OASiS holds CUPSI team tryouts

Therese Ton / The Phoenix
Therese Ton / The Phoenix
Therese Ton / The Phoenix

Last Saturday night, 4 members of OASiS competed in a poetry slam for a spot on Swarthmore’s 2016 CUPSI team. The event was hosted by Vision, Artist Director for the Philadelphia Youth Poetry Movement and also Swarthmore CUPSI coach and judged by several visiting past CUPSI poets. The night began with an open mic, including poems performed by Bryn Mawr’s CUPSI team. All four OASiS members who performed, as well as one who is currently studying abroad in Budapest and who auditioned via YouTube video, will go on to compete at the 2016 College Union Poetry Slam Invitational in Austin, Texas.

George Abraham ‘17, a veteran member of the team who performed Saturday night, pointed out that many on campus may not actually clearly understand what OASiS is. “People have a misconception that OASiS and CUPSI are the same thing,” he said.  “OASiS stands for ‘Our Art Spoken in Soul’. It’s Swarthmore’s spoken art collective. This includes things like spoken word poetry, theater, stand up, singing, any kind of art with a voice.” CUPSI is an annual poetry competition, which OASiS happens to send students to.

According to Abraham, the OASiS meetings are actually writing focused. “You come in, there are prompts on the board, there’s music playing. We read the prompts, we write on the prompts, then at the end we share, optionally,” he said.

Abraham also made it clear that no one should be discouraged from joining OASiS by a disinterest in slam poetry. He said, “We are definitely trying to build up our repertoire because the majority of the people in OASiS are poets.”

To many members of OASiS, the group seemed to be significantly more than a place to write creatively in a group. Abraham talked about why OASiS appeals to him, personally. “First, I do OASiS because art is healing. My art is my way of dealing with the outside world. Second, I believe spoken art is a good platform with activism. As a Palestinian-American, with so many people trying to erase Palestinian existence, just getting up to the microphone and telling my story is a political statement. A lot of slam poets use slam poetry as a method of artistic activism.” He continued, “Third, it’s just nice. I meet colleagues in my major, I meet peers in my major, I meet my family and friends in OASiS.”

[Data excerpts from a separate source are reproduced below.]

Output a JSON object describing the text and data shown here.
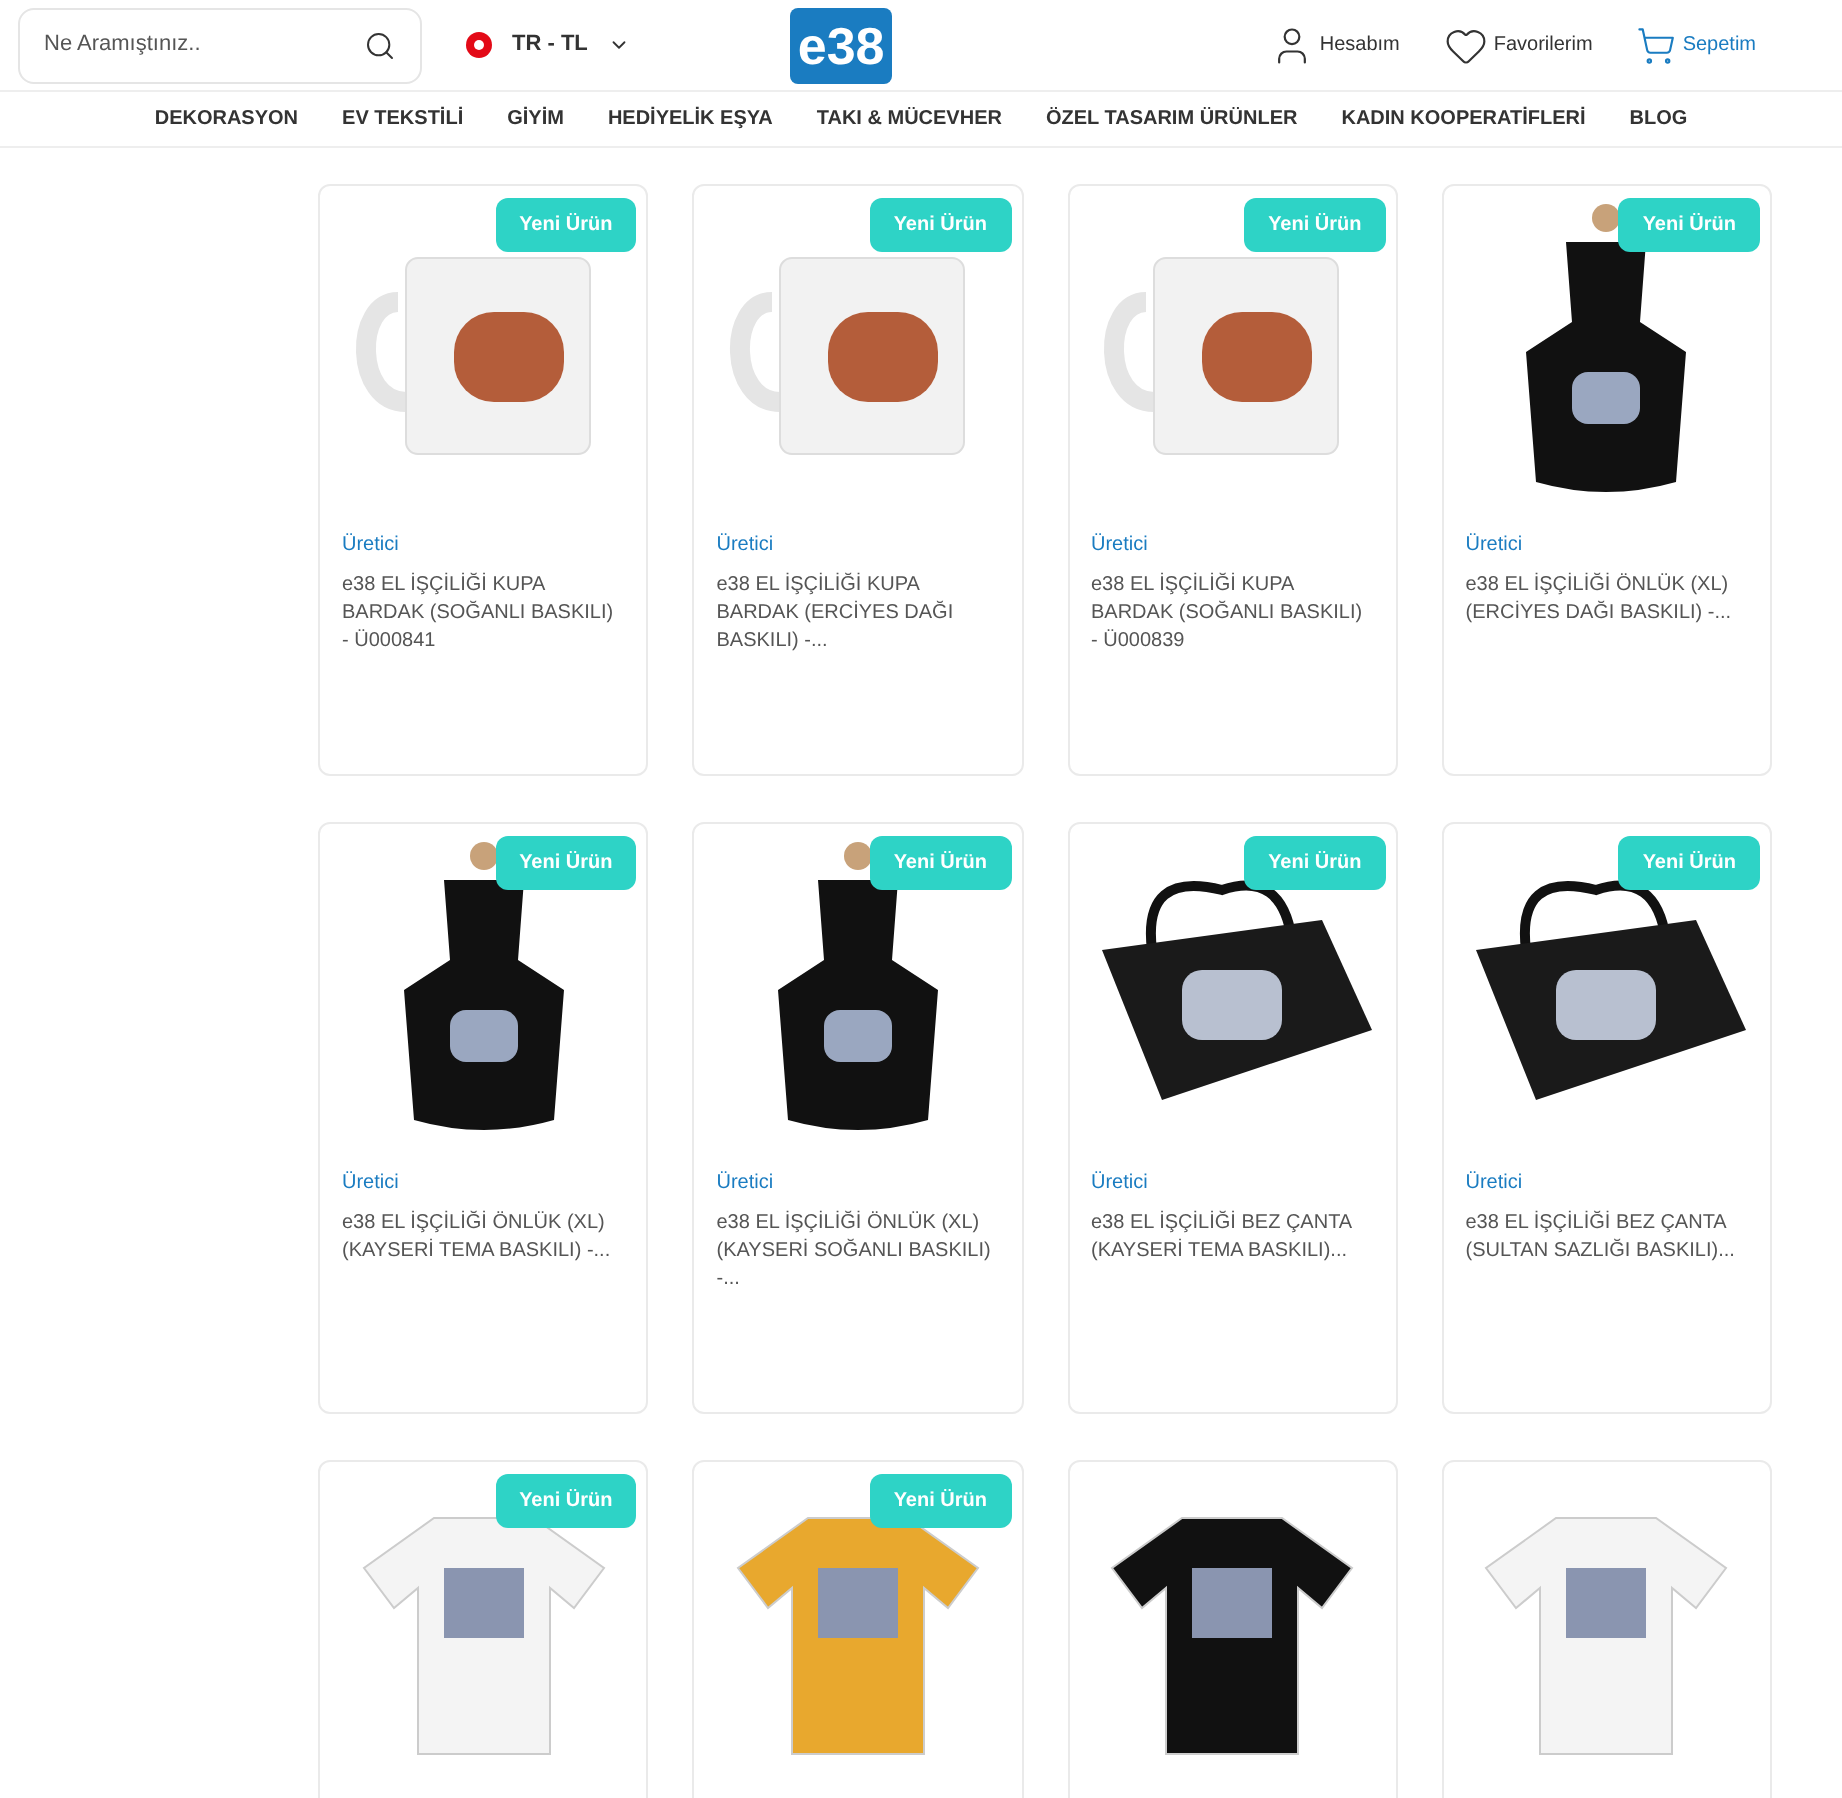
{
  "header": {
    "search": {
      "placeholder": "Ne Aramıştınız.."
    },
    "locale": "TR - TL",
    "logo": "e38",
    "account": "Hesabım",
    "favorites": "Favorilerim",
    "cart": "Sepetim"
  },
  "nav": [
    "DEKORASYON",
    "EV TEKSTİLİ",
    "GİYİM",
    "HEDİYELİK EŞYA",
    "TAKI & MÜCEVHER",
    "ÖZEL TASARIM ÜRÜNLER",
    "KADIN KOOPERATİFLERİ",
    "BLOG"
  ],
  "products": [
    {
      "kind": "mug",
      "badge": "Yeni Ürün",
      "vendor": "Üretici",
      "name": "e38 EL İŞÇİLİĞİ KUPA BARDAK (SOĞANLI BASKILI) - Ü000841"
    },
    {
      "kind": "mug",
      "badge": "Yeni Ürün",
      "vendor": "Üretici",
      "name": "e38 EL İŞÇİLİĞİ KUPA BARDAK (ERCİYES DAĞI BASKILI) -..."
    },
    {
      "kind": "mug",
      "badge": "Yeni Ürün",
      "vendor": "Üretici",
      "name": "e38 EL İŞÇİLİĞİ KUPA BARDAK (SOĞANLI BASKILI) - Ü000839"
    },
    {
      "kind": "apron",
      "badge": "Yeni Ürün",
      "vendor": "Üretici",
      "name": "e38 EL İŞÇİLİĞİ ÖNLÜK (XL) (ERCİYES DAĞI BASKILI) -..."
    },
    {
      "kind": "apron",
      "badge": "Yeni Ürün",
      "vendor": "Üretici",
      "name": "e38 EL İŞÇİLİĞİ ÖNLÜK (XL) (KAYSERİ TEMA BASKILI) -..."
    },
    {
      "kind": "apron",
      "badge": "Yeni Ürün",
      "vendor": "Üretici",
      "name": "e38 EL İŞÇİLİĞİ ÖNLÜK (XL) (KAYSERİ SOĞANLI BASKILI) -..."
    },
    {
      "kind": "bag",
      "badge": "Yeni Ürün",
      "vendor": "Üretici",
      "name": "e38 EL İŞÇİLİĞİ BEZ ÇANTA (KAYSERİ TEMA BASKILI)..."
    },
    {
      "kind": "bag",
      "badge": "Yeni Ürün",
      "vendor": "Üretici",
      "name": "e38 EL İŞÇİLİĞİ BEZ ÇANTA (SULTAN SAZLIĞI BASKILI)..."
    },
    {
      "kind": "tshirt-white",
      "badge": "Yeni Ürün"
    },
    {
      "kind": "tshirt-yellow",
      "badge": "Yeni Ürün"
    },
    {
      "kind": "tshirt-black"
    },
    {
      "kind": "tshirt-white"
    }
  ]
}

Tiauna Lewis ‘19, who has just qualified for the CUPSI team for the first time, shared similar sentiments. “I joined OASIS because spoken word has been an integral part of my life for the past five years. It gave me community and purpose when I could not find it elsewhere.”

In poetry competitions such as CUPSI, poets perform slam poems before a panel of judges and are assigned a numerical score for their artistic performance. This scoring method may seem unusual for an art form, especially a literary one. Abraham explained that within the community, scores are usually considered fairly arbitrary and not the most important part of slam poetry.  “In the words of a friend poet of mine ‘the more you do slam poetry, the less you care about competition’. If you’re super competitive about scores, you’re either doing it for the wrong reason or new to the game”.

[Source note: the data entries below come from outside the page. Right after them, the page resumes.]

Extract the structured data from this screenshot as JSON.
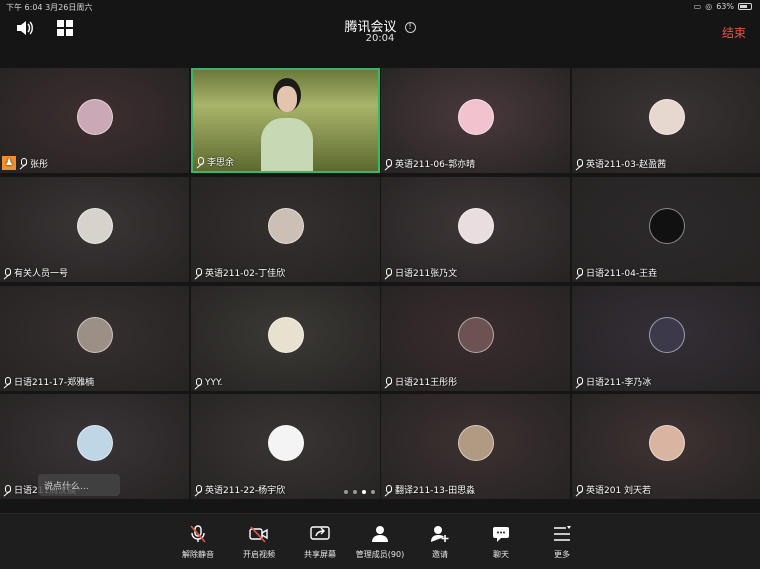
{
  "status_bar": {
    "time": "下午 6:04",
    "date": "3月26日周六",
    "battery": "63%"
  },
  "header": {
    "title": "腾讯会议",
    "timer": "20:04",
    "end_label": "结束",
    "speaker_icon": "speaker-icon",
    "grid_icon": "grid-icon"
  },
  "participants": [
    {
      "name": "张彤",
      "avatar_color": "#caa8b6",
      "bg": "#3e2f30",
      "badge": "host"
    },
    {
      "name": "李思余",
      "video": true
    },
    {
      "name": "英语211-06-郭亦晴",
      "avatar_color": "#f1c3cf",
      "bg": "#4a3a3c"
    },
    {
      "name": "英语211-03-赵盈茜",
      "avatar_color": "#e6d8cf",
      "bg": "#3a3433"
    },
    {
      "name": "有关人员一号",
      "avatar_color": "#d8d2cc",
      "bg": "#3b3536"
    },
    {
      "name": "英语211-02-丁佳欣",
      "avatar_color": "#cbbfb6",
      "bg": "#33302e"
    },
    {
      "name": "日语211张乃文",
      "avatar_color": "#e9dde0",
      "bg": "#3e3638"
    },
    {
      "name": "日语211-04-王垚",
      "avatar_color": "#111111",
      "bg": "#2b2a2a"
    },
    {
      "name": "日语211-17-郑雅楠",
      "avatar_color": "#9b8f86",
      "bg": "#36302f"
    },
    {
      "name": "YYY.",
      "avatar_color": "#e8e1cf",
      "bg": "#3c3a35"
    },
    {
      "name": "日语211王彤彤",
      "avatar_color": "#6d5252",
      "bg": "#3a2c2e"
    },
    {
      "name": "日语211-李乃冰",
      "avatar_color": "#3c3a4a",
      "bg": "#342f38"
    },
    {
      "name": "日语211周汶晨",
      "avatar_color": "#bfd6e6",
      "bg": "#3a3436"
    },
    {
      "name": "英语211-22-杨宇欣",
      "avatar_color": "#f4f4f4",
      "bg": "#3a3535"
    },
    {
      "name": "翻译211-13-田思淼",
      "avatar_color": "#b09a82",
      "bg": "#3d3131"
    },
    {
      "name": "英语201 刘天若",
      "avatar_color": "#d9b4a1",
      "bg": "#3e3332"
    }
  ],
  "chat_float": "说点什么...",
  "toolbar": [
    {
      "label": "解除静音",
      "icon": "mic-off-icon"
    },
    {
      "label": "开启视频",
      "icon": "video-off-icon"
    },
    {
      "label": "共享屏幕",
      "icon": "share-screen-icon"
    },
    {
      "label": "管理成员(90)",
      "icon": "members-icon"
    },
    {
      "label": "邀请",
      "icon": "invite-icon"
    },
    {
      "label": "聊天",
      "icon": "chat-icon"
    },
    {
      "label": "更多",
      "icon": "more-icon"
    }
  ]
}
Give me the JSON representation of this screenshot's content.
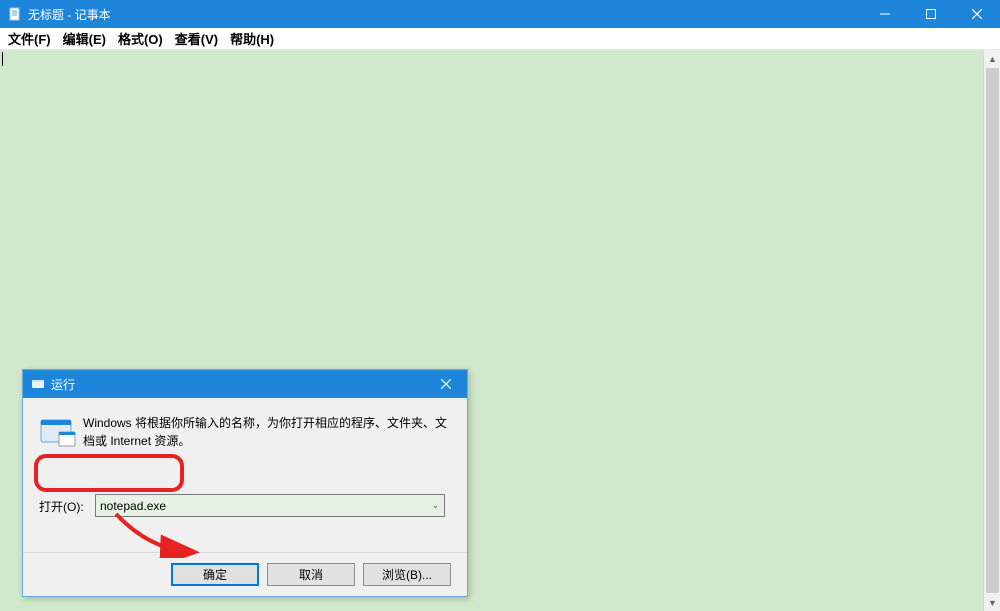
{
  "notepad": {
    "title": "无标题 - 记事本",
    "menu": {
      "file": "文件(F)",
      "edit": "编辑(E)",
      "format": "格式(O)",
      "view": "查看(V)",
      "help": "帮助(H)"
    }
  },
  "run": {
    "title": "运行",
    "description": "Windows 将根据你所输入的名称，为你打开相应的程序、文件夹、文档或 Internet 资源。",
    "open_label": "打开(O):",
    "input_value": "notepad.exe",
    "buttons": {
      "ok": "确定",
      "cancel": "取消",
      "browse": "浏览(B)..."
    }
  },
  "colors": {
    "titlebar": "#1e86da",
    "notepad_bg": "#d0e8cb",
    "annotation": "#e62222"
  }
}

Lewis expressed a similar opinion, emphasizing the arbitrary nature of the scoring. “It’s all arbitrary and there is no escaping that. People get into slam mostly knowing their poems will be assigned numbers by random people so it has become a main facet of slam itself. I don’t always agree with the judges of course, but that’s a part of it too. In the end, the point is not the points. The point is the poetry.”

Abraham also proposed the theory that slam poetry as a competition has the effect of increased interest and involvement in the art. “Slam is a bit of a hoax. It’s an excuse to get poets across the country in a room together. Unfortunately, in America, we don’t really care about anything unless it’s a competition. If you said, ‘It’s a national poetry conference’ no one would come. If you say it’s a competition, suddenly everyone’s interested,” he said. “There’s been such an upsurge in poetry being an art form that’s accepted by youth, being an art form that’s accepted by the general public because we attach a competition to it. It’s more about the art form and about the community than about any sort of competition.”

In addition to Abraham and Lewis, Vanessa Meng ‘19, Cat Velez-Perry ‘17 and Nader Helmy ‘17 also auditioned.